Final report in Tyton Partners’ three-part series investigating the scale and scope of alternative education models concludes with an optimistic view of the future of SLPs
As schools strive to achieve a “new normal” following the 2020-2021 academic school year conducted primarily remotely, the continued adoption of supplemental learning pods (SLPs) is impacted by whether parents view gaps in their children’s educational experience are being addressed through the traditional K-12 ecosystem. In the third installment in Tyton Partners’ “School Disrupted” series, developed with support from the Walton Family Foundation, our surveying of 3,000 parents in July 2021 further explores parents’ rationale for adopting SLPs and their intentions for future participation.

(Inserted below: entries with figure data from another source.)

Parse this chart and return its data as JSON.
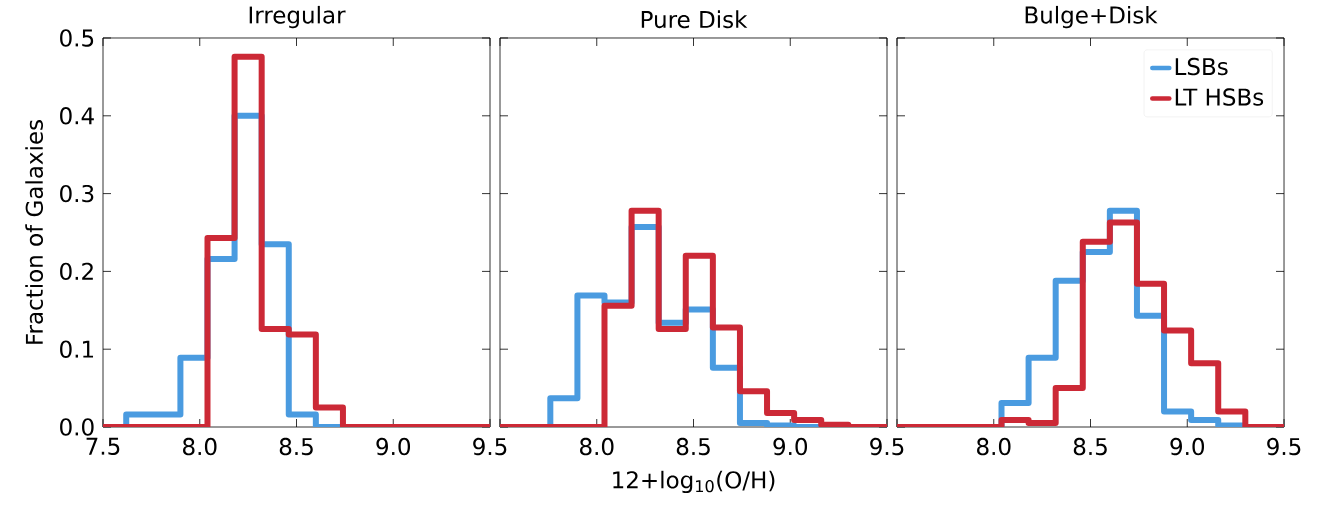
{
  "chart_data": [
    {
      "type": "histogram",
      "title": "Irregular",
      "ylabel": "Fraction of Galaxies",
      "bins": [
        7.5,
        7.62,
        7.76,
        7.9,
        8.04,
        8.18,
        8.32,
        8.46,
        8.6,
        8.74,
        8.88,
        9.02,
        9.16,
        9.3,
        9.44,
        9.5
      ],
      "series": [
        {
          "color": "#4a9be0",
          "values": [
            0,
            0.016,
            0.016,
            0.089,
            0.216,
            0.4,
            0.235,
            0.016,
            0,
            0,
            0,
            0,
            0,
            0,
            0
          ]
        },
        {
          "color": "#cc2936",
          "values": [
            0,
            0,
            0,
            0,
            0.243,
            0.476,
            0.126,
            0.119,
            0.025,
            0,
            0,
            0,
            0,
            0,
            0
          ]
        }
      ],
      "xlim": [
        7.5,
        9.5
      ],
      "ylim": [
        0.0,
        0.5
      ],
      "xticks": [
        7.5,
        {
          "value": 8.0,
          "label": "8.0"
        },
        8.5,
        {
          "value": 9.0,
          "label": "9.0"
        },
        9.5
      ],
      "yticks": [
        {
          "value": 0.0,
          "label": "0.0"
        },
        0.1,
        0.2,
        0.3,
        0.4,
        0.5
      ]
    },
    {
      "type": "histogram",
      "title": "Pure Disk",
      "xlabel": "12+log$_{10}$(O/H)",
      "bins": [
        7.5,
        7.62,
        7.76,
        7.9,
        8.04,
        8.18,
        8.32,
        8.46,
        8.6,
        8.74,
        8.88,
        9.02,
        9.16,
        9.3,
        9.44,
        9.5
      ],
      "series": [
        {
          "color": "#4a9be0",
          "values": [
            0,
            0,
            0.037,
            0.169,
            0.16,
            0.257,
            0.134,
            0.151,
            0.076,
            0.005,
            0.002,
            0,
            0,
            0,
            0
          ]
        },
        {
          "color": "#cc2936",
          "values": [
            0,
            0,
            0,
            0,
            0.156,
            0.278,
            0.126,
            0.22,
            0.128,
            0.046,
            0.018,
            0.009,
            0.003,
            0,
            0
          ]
        }
      ],
      "xlim": [
        7.5,
        9.5
      ],
      "ylim": [
        0.0,
        0.5
      ],
      "xticks": [
        {
          "value": 7.5,
          "label": null
        },
        {
          "value": 8.0,
          "label": "8.0"
        },
        8.5,
        {
          "value": 9.0,
          "label": "9.0"
        },
        9.5
      ],
      "yticks": [
        0.0,
        0.1,
        0.2,
        0.3,
        0.4,
        0.5
      ],
      "tick_labels": "x"
    },
    {
      "type": "histogram",
      "title": "Bulge+Disk",
      "legend": "top right",
      "bins": [
        7.5,
        7.62,
        7.76,
        7.9,
        8.04,
        8.18,
        8.32,
        8.46,
        8.6,
        8.74,
        8.88,
        9.02,
        9.16,
        9.3,
        9.44,
        9.5
      ],
      "series": [
        {
          "name": "LSBs",
          "color": "#4a9be0",
          "values": [
            0,
            0,
            0,
            0,
            0.031,
            0.089,
            0.188,
            0.225,
            0.278,
            0.143,
            0.02,
            0.009,
            0.002,
            0,
            0
          ]
        },
        {
          "name": "LT HSBs",
          "color": "#cc2936",
          "values": [
            0,
            0,
            0,
            0,
            0.009,
            0.005,
            0.05,
            0.238,
            0.263,
            0.184,
            0.124,
            0.082,
            0.02,
            0,
            0
          ]
        }
      ],
      "xlim": [
        7.5,
        9.5
      ],
      "ylim": [
        0.0,
        0.5
      ],
      "xticks": [
        {
          "value": 7.5,
          "label": null
        },
        {
          "value": 8.0,
          "label": "8.0"
        },
        8.5,
        {
          "value": 9.0,
          "label": "9.0"
        },
        9.5
      ],
      "yticks": [
        0.0,
        0.1,
        0.2,
        0.3,
        0.4,
        0.5
      ],
      "tick_labels": "x"
    }
  ]
}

“Parents continue to view positively the use of supplemental learning pods to address gaps in their children’s academic and social emotional development stemming from schooling during the pandemic. However, the awareness and prevalence of affordable options remain barriers to their widespread adoption,” said Adam Newman, Co-founder and Managing Partner at Tyton Partners. “If these issues can be addressed, there is a real opportunity to evolve the current K-12 system into the future.”
- The number of parents adopting SLPs continued to increase in spring 2021, climbing to 14 percent from 12 percent of all parents surveyed during the fall 2020
- SLP adoption has become more attractive as delivery models continue to evolve, with options oftentimes hosted at schools and facilitated by a certified teacher
- Parents were primarily motivated to adopt SLPs if they could positively contribute to the academic support, academic enrichment, and/or social emotional development of their child
- Lack of awareness, affordable options, and trust in the approach contributed to more than 70 percent of parents choosing to forgo SLPs for their children
- Parents who adopted a SLP for their children last year – compared to those who did not – have different expectations for the 2021-2022 academic year, with increased demand for more hybrid or flexible learning options
“It is increasingly evident that parents are not necessarily interested in moving away from their children’s core school instructional model but continue to search for the right options that best meet both their child’s academic and social emotional needs,” noted Michael Chiaro, Senior Associate at Tyton Partners.